Professor Haslam told GPonline: ‘I have today started the process of setting up a small group of GP advisors within NICE who can look at some of the problems that have been flagged up both at the RCGP conference and today, and how we can best address them. I don’t want to come up with the solution until we know exactly the problems that need to be solved. Then we can work on how we best to address them.
Pressure on GPs
‘I'm really keen for GPs to get engaged with NICE as much as possible. We absolutely need their input, but I'm also aware it’s difficult with the amount of pressure on GPs at this moment in time.’
The group will explore what improvements NICE could make, including how to make guidelines more accessible, how to allow GPs to contribute more to guidelines and if the group should establish a GP jury service-like system, which Professor Haslam said was among ‘a number of possibilities’ NICE was looking into.
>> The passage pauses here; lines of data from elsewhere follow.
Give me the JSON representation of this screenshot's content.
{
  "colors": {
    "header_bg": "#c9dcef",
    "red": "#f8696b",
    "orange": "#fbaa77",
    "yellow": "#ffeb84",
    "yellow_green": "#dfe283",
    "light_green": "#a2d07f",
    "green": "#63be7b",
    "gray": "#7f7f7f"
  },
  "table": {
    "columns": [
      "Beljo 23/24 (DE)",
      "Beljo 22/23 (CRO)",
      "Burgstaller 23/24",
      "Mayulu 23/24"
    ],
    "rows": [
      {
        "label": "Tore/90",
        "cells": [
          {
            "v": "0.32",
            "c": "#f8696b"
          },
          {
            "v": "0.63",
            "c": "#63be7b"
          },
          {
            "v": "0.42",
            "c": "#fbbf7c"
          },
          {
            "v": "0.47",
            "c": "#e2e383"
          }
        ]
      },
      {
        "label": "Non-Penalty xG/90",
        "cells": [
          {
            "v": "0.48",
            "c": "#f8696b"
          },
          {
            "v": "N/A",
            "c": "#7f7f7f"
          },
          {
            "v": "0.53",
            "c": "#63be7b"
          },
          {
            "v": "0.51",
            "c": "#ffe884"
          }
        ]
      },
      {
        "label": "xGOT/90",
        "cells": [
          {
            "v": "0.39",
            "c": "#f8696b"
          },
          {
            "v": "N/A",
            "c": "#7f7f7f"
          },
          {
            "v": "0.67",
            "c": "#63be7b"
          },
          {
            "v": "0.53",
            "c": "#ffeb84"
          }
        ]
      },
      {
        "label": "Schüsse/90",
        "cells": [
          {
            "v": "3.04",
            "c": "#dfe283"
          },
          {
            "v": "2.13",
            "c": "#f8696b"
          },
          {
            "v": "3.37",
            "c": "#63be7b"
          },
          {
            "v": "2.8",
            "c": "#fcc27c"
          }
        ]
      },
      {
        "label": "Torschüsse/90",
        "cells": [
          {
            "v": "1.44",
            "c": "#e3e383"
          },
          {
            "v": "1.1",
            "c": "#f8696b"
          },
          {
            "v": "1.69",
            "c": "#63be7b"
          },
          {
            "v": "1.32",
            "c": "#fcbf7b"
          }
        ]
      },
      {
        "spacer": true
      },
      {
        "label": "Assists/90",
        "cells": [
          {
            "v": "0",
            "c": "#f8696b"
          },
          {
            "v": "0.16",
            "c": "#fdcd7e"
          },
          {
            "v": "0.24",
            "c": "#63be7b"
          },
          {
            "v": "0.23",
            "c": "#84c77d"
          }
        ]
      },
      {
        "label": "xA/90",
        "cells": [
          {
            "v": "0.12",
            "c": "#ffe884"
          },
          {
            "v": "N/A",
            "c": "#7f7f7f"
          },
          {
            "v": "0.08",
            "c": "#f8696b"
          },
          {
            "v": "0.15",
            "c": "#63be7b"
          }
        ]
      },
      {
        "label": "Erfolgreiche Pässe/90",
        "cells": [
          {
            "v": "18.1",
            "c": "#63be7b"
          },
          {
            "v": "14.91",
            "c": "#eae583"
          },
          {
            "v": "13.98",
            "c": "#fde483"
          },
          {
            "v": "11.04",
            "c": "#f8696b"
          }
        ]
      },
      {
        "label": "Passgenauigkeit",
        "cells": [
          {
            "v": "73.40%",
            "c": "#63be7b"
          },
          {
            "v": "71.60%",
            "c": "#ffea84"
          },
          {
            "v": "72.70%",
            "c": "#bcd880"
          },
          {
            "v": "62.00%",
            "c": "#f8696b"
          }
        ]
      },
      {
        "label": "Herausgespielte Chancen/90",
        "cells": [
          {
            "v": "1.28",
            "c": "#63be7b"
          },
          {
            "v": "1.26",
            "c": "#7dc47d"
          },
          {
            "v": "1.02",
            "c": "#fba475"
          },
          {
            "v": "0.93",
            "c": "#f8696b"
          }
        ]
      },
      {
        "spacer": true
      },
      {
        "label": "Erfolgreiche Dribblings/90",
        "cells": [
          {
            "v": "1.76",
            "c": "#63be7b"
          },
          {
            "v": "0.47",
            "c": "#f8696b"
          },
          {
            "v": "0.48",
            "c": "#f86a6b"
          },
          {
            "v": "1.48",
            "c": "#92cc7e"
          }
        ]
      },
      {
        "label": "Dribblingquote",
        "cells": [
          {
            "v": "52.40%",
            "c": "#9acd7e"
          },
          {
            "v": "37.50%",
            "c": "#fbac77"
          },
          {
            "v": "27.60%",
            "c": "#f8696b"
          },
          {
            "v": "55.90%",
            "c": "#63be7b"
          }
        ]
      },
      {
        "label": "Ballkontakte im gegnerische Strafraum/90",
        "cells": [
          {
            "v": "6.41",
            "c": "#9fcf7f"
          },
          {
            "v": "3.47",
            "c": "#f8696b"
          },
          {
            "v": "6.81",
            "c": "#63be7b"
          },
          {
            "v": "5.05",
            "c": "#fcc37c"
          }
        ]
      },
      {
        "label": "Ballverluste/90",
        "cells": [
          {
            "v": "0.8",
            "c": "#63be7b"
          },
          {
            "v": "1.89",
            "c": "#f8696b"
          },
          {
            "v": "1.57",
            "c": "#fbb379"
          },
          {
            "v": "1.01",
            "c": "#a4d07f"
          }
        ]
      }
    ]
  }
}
He said both debates had been ‘encouraging’, and acknowledged that concerns around NICE were important to GPs, with Tuesday’s session being ‘one of the best attended at the NICE conference’.
He added: ‘The advisory group will be small, but I hope the average general practitioner will look at it and say that it’s a group that understands where they're coming from.
‘We've had some really good discussions both at the RCGP conference and here. I feel that most GPs want NICE to succeed and to be helpful to them in their careers. And I want to ensure that we are as valuable to the average general practitioner as we can be.
‘We know that most GPs use NICE guidelines on a regular basis, and it’s a means of ensuring that they feel really comfortable with the way we work and how we present our work.’